8. South Pointe WR Steven Gilmore: His brother, Stephon, plays in the NFL, but that isn’t the reason you should know Steven Gilmore.

The top receiver on a loaded Stallions offense, he caught 37 passes for 685 yards and 11 touchdowns. More importantly, he helped South Pointe to four straight state championships and a top 10 spot in national rankings.

“It means a lot (to be selected for the Touchstone Energy Cooperatives North-South Bowl), and shows hard work pays off,” he said.

9. Lamar LB Jeblonski Green: While his toughness rushing between the tackles was quite an asset for the hometown Lamar Silver Foxes, Green will showcase his talents most at linebacker in this game.

It doesn’t seem to bother him much, though, merely thankful for the opportunity to be considered among the state’s elite gridiron talents.

“A lot of exciting moments for the seniors, that’s what I’m expecting,” he said. “For a lot of the guys out here, (Saturday) could be their last game. So you just have to leave it out there on the field.”

10. Baptist Hill QB Corey Fields: Before he arrived in Myrtle Beach, Fields’ legend had already been established among those at the 2017 North-South Bowl.

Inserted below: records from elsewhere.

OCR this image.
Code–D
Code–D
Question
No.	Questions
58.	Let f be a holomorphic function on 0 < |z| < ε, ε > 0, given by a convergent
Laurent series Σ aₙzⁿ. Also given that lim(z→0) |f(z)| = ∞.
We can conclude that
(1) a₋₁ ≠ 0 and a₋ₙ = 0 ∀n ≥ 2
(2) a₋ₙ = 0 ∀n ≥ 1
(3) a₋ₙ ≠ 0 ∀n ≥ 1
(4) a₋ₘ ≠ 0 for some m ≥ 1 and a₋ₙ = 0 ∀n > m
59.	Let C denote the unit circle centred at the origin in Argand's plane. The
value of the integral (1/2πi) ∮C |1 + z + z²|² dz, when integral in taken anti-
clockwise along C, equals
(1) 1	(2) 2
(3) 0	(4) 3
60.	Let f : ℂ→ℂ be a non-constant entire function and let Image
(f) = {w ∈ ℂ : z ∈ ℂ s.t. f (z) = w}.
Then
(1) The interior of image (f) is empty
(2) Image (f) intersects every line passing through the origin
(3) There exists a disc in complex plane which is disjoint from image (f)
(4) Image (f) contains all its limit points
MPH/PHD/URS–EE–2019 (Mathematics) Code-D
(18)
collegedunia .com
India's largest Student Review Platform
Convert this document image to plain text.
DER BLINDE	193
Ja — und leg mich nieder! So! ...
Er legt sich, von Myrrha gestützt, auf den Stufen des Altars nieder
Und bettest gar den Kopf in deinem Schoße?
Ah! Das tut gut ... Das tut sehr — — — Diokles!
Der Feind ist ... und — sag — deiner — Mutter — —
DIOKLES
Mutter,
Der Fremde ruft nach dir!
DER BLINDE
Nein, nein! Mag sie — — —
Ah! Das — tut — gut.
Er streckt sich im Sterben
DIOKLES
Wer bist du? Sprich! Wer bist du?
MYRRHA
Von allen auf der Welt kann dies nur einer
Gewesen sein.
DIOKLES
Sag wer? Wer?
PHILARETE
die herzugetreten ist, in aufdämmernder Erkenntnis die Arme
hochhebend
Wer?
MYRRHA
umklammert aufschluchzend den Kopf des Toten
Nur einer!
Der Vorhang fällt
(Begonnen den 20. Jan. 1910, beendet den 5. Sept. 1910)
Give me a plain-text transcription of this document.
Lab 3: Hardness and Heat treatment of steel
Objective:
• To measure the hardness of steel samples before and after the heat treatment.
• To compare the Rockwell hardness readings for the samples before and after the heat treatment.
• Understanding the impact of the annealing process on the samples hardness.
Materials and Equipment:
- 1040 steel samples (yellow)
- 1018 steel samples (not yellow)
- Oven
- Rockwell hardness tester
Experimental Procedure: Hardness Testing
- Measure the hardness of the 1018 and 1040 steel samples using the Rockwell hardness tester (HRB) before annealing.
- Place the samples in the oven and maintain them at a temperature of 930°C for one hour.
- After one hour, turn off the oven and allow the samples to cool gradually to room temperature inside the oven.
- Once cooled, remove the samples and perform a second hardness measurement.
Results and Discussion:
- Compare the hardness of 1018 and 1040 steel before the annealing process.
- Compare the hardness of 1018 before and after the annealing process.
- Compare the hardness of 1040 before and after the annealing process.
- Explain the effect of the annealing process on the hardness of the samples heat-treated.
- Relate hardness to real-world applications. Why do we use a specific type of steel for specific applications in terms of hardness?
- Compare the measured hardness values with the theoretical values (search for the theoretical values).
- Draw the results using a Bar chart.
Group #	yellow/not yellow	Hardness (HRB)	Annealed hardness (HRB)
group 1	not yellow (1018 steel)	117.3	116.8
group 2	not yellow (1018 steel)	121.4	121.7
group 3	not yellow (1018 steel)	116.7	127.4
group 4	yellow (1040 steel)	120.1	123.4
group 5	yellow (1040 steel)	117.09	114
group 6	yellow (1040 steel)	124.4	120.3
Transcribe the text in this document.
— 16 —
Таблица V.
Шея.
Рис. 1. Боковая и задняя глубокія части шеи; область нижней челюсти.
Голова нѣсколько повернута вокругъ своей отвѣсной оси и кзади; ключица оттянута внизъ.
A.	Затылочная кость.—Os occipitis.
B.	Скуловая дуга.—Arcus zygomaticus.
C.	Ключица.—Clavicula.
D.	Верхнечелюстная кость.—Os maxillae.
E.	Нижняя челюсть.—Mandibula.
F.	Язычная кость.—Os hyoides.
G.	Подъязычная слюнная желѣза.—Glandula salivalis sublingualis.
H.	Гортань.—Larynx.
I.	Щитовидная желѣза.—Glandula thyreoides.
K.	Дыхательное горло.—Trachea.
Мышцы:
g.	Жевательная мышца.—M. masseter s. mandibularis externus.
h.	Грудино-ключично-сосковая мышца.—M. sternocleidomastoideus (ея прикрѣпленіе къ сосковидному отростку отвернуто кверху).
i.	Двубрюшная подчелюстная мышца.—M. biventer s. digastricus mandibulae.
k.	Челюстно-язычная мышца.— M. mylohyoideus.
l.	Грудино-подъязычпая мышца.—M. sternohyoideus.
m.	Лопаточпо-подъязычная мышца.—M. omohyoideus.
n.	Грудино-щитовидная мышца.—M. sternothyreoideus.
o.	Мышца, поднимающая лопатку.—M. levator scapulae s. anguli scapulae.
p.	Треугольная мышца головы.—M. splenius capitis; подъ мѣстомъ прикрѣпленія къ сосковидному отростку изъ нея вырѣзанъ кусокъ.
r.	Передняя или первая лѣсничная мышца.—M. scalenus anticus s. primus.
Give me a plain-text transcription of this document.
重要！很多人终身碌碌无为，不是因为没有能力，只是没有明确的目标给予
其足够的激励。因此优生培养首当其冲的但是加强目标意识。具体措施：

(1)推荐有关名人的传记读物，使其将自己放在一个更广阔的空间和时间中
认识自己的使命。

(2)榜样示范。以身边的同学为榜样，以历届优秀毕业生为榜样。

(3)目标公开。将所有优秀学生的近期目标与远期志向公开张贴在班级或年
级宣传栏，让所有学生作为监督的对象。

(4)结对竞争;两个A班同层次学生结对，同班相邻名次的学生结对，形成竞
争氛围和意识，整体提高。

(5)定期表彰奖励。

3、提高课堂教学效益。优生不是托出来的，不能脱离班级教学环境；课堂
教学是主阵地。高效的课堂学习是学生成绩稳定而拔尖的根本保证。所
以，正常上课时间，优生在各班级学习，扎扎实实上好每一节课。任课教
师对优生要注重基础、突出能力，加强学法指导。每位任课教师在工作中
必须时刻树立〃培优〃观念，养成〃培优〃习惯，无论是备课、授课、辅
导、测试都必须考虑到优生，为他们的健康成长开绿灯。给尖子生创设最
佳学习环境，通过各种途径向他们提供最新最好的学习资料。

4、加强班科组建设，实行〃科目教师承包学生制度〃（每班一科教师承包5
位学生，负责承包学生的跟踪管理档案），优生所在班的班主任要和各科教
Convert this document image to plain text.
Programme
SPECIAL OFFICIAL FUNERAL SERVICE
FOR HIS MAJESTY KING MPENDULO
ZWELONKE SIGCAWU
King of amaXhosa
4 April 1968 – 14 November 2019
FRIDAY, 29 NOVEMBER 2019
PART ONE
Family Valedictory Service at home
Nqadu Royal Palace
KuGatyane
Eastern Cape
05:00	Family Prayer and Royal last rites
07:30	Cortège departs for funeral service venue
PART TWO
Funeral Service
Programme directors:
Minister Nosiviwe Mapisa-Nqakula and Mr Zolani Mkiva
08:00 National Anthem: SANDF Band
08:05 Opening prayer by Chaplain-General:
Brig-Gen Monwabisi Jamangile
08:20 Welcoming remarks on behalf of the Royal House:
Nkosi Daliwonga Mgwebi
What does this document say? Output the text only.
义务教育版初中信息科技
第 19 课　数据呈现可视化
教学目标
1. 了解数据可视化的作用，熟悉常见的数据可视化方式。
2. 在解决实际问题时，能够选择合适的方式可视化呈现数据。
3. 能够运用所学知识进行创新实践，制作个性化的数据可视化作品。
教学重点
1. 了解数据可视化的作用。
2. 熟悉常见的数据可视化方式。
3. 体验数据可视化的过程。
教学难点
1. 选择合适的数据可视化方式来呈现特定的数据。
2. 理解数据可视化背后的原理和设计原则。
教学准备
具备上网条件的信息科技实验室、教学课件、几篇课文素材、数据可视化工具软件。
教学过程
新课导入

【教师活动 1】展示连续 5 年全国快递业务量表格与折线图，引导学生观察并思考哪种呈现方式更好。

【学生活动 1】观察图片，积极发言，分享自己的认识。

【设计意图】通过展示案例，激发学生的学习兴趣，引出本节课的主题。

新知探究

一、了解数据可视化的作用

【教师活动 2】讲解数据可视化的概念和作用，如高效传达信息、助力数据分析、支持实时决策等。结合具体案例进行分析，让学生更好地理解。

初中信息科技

“That young man can play some football,” said one coach visiting practice during the course of the week.

Once among the state’s best kept secrets, he emerged as a true force in Class A this past gridiron campaign. He accounted for 4,165 passing yards and 56 touchdowns, while using his legs for nearly 900 more yards and nine scores.

“My parents were from Baptist Hill too, so to be able to represent the same place they did, it was truly an honor,” he said. “The season still hasn’t fully sunk in because it is so soon. But I’m just happy to be here with some of the best players from our side of the state.”

11. Marlboro County OL Noah Henderson: His 6-foot-5, 288-pound frame is the first thing one notices about the Marlboro County offensive lineman.

However, coaches believe Henderson’s best attribute is his potential.

Prior to transferring to the Bennettsville-based school, he did not play football. As he continues to gain experience, the belief is he can mature into a dominant force in the trenches.

Joe L. Hughes II: 843-444-1702, @JoeLHughesII

Touchstone Energy Cooperatives North-South Bowl

When: Saturday, Dec. 9

Where: Doug Shaw Memorial Stadium, Myrtle Beach

Time: Pre-game activities begin at 11:30 a.m. Kickoff is at 12:30 p.m.

Halftime festivities: The 2017 Mr. Football award will be given to one five finalists, among them: Newberry RB Amir Abrams, Chapman QB Colton Bailey, Fort Dorchester QB Dakereon Joyner, Spartanburg LB Connor Shugart and Spring Valley LB Channing Tindall.